Thursday, February 4, 2010

Estelle et Hélène

En lisant Huis Clos et Le sang des autres, j’ai été frappée par les similarités entre Estelle et Hélène. Malgré le fait qu’elles ont des buts extrêmement différents, je trouve qu’elles utilisent les mêmes moyennes pour obtenir ce qu’elles veulent. En plus, elles essayent de se définir dans plus ou moins la même façon.

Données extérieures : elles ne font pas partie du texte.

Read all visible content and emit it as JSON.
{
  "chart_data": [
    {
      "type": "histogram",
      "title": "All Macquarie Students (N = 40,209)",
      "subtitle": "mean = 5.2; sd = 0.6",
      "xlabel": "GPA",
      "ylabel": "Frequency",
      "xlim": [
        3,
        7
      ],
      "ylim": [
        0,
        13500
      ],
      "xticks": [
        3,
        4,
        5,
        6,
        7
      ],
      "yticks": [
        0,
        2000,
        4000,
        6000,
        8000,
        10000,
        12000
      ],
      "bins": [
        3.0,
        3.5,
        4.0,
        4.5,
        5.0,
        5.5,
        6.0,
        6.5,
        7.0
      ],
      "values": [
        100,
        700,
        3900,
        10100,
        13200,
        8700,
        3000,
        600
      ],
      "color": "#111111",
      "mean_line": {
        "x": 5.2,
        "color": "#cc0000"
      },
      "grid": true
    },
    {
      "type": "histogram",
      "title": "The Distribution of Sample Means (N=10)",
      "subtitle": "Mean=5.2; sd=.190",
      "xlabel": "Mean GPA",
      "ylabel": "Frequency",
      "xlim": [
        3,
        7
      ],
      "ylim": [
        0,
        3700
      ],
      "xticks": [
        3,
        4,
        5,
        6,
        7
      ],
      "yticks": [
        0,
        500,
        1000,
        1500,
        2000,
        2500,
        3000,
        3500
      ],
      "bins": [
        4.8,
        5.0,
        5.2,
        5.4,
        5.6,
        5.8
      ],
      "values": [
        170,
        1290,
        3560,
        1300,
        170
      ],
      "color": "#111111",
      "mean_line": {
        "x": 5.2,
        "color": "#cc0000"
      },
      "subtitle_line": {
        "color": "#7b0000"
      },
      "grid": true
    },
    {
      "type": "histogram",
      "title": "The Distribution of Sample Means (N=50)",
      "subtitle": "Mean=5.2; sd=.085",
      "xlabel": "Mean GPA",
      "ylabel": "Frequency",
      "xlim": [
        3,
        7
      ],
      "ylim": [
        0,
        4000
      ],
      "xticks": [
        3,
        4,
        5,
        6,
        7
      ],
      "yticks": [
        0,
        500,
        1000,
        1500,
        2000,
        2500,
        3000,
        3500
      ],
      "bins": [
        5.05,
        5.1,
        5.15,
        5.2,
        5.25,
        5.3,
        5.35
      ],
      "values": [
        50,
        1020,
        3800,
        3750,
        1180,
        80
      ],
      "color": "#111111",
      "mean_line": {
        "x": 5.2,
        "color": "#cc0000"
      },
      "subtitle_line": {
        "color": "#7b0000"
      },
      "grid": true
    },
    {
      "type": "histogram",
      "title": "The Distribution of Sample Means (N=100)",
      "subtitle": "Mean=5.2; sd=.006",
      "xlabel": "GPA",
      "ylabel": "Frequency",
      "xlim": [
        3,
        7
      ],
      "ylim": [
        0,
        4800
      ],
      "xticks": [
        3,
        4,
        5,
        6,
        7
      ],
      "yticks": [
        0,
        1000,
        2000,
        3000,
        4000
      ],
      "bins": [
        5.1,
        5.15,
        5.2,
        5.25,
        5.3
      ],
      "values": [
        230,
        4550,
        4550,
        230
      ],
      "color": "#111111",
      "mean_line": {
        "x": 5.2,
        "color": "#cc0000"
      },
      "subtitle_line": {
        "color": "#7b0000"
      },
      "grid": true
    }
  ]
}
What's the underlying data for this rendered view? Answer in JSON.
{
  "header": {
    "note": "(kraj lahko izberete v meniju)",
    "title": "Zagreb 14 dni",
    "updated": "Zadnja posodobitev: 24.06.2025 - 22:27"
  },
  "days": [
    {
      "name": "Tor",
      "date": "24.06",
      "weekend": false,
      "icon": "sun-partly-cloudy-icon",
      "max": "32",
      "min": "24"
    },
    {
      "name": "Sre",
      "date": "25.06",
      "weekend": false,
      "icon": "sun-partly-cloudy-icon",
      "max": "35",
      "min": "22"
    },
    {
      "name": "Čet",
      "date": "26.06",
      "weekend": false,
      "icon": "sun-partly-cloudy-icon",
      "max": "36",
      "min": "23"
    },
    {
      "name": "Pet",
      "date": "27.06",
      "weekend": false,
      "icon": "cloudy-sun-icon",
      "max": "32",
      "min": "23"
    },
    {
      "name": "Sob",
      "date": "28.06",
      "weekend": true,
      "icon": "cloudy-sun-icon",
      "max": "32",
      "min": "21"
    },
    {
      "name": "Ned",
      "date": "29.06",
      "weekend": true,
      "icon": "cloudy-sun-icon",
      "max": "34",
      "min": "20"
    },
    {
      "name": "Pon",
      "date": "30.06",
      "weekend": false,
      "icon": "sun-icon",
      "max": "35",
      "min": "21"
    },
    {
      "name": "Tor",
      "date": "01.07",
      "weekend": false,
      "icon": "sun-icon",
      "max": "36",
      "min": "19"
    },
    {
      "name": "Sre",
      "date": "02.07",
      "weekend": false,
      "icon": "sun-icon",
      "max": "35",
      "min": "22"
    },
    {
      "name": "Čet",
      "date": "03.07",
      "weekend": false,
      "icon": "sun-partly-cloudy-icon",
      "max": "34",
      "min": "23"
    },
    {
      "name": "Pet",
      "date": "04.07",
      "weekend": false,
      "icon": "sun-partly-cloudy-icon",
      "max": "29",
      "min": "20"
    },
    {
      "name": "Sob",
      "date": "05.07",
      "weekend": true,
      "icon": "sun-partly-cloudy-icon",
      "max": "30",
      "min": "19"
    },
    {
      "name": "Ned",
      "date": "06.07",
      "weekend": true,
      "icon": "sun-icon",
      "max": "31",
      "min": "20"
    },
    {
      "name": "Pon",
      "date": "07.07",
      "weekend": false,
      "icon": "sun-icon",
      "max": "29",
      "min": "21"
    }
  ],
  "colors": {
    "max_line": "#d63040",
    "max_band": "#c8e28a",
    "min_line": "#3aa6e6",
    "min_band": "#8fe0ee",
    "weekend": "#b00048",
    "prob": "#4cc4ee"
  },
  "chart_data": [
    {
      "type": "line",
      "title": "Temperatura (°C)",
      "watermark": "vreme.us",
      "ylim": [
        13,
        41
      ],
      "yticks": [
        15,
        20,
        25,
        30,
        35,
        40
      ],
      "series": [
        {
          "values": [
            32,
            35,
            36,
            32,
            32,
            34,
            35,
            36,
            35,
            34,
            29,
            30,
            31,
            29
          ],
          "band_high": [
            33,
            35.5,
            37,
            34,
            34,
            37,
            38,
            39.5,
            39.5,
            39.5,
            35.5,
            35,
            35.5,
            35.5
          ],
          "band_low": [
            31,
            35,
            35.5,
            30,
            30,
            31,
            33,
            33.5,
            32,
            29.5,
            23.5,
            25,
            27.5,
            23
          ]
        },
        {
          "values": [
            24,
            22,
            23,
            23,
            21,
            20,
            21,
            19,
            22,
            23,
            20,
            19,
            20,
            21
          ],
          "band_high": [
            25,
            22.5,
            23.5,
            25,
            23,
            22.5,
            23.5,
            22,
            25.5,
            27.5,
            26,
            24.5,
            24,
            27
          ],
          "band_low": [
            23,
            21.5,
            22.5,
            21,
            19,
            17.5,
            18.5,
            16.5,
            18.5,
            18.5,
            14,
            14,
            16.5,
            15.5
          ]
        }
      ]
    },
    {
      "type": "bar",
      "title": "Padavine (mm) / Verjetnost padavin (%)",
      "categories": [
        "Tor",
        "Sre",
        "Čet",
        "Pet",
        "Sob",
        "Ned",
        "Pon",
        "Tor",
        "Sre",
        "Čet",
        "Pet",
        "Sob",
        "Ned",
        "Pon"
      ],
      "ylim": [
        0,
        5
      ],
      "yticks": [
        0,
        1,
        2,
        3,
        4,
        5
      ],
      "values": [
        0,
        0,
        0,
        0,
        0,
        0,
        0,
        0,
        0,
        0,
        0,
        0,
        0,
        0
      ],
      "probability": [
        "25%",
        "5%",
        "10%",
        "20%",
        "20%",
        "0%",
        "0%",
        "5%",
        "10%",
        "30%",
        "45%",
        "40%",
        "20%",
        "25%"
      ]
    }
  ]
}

Pour commencer, regardons ce qu’elles font pour obtenir leurs désires. Estelle s’ennuie avec son mari, alors elle trouve un amant, sans penser aux sentiments de son mari. Puis, quand elle se trouve enceinte, elle tue l’enfant sans penser ni à l’enfant, ni à son amant, le père du bébé. En plus, quand elle dit, « [Mon amant], il a fait ce qu’il a voulu » (Sartre, 61) on a l’impression qu’elle n’a même pas compris pourquoi son amant s’est suicidé, car elle n’arrive qu’à voir ce qu’elle veut, et bien ce qu’elle doit faire pour l’avoir. On voit une situation pareille quand Hélène décide de se saouler et se faire mal afin de punir Jean. Elle utilise un homme sans se soucier de ses émotions, puis quand elle se trouve enceinte, elle décide de l’avorter, et comme Estelle, elle ne pense pas de tout à l’enfant ; ce n’est que quelque chose qui l’empêche de vivre comme elle veut.
Aussi, quand Estelle se rende compte qu’elle a besoin de Garcin, puisqu’il ne reste que lui comme homme pour la désirer, elle n’hésite pas de dire tous ce qu’il veut entendre, pour lui plaire. Elle s’en fout si Garcin est lâche, et ça l’énerve qu’il veut en parler, et elle dit « Si tu savais comme ça m’est égal » (Sartre, 80). Elle ne fait rien pour l’aider, car elle n’essaye qu’à le convaincre de la désirer. Hélène est similaire, et comme Jean dit, « Pour ne pas [s’] ennuyer, [elle] n’hésite pas à empoisonner trois personnes » (Beauvoir, 95). Il parle du fait qu’elle a menti à Madeleine, Paul et Jean et détruit leur soirée ensemble, tout pour avoir du temps pour parler avec Jean sans les autres. Comme Estelle, elle ne voit pas les sentiments des autres, alors quand elle décide de faire quelque choses, c’est simplement ce qu’elle veut en ce moment-là.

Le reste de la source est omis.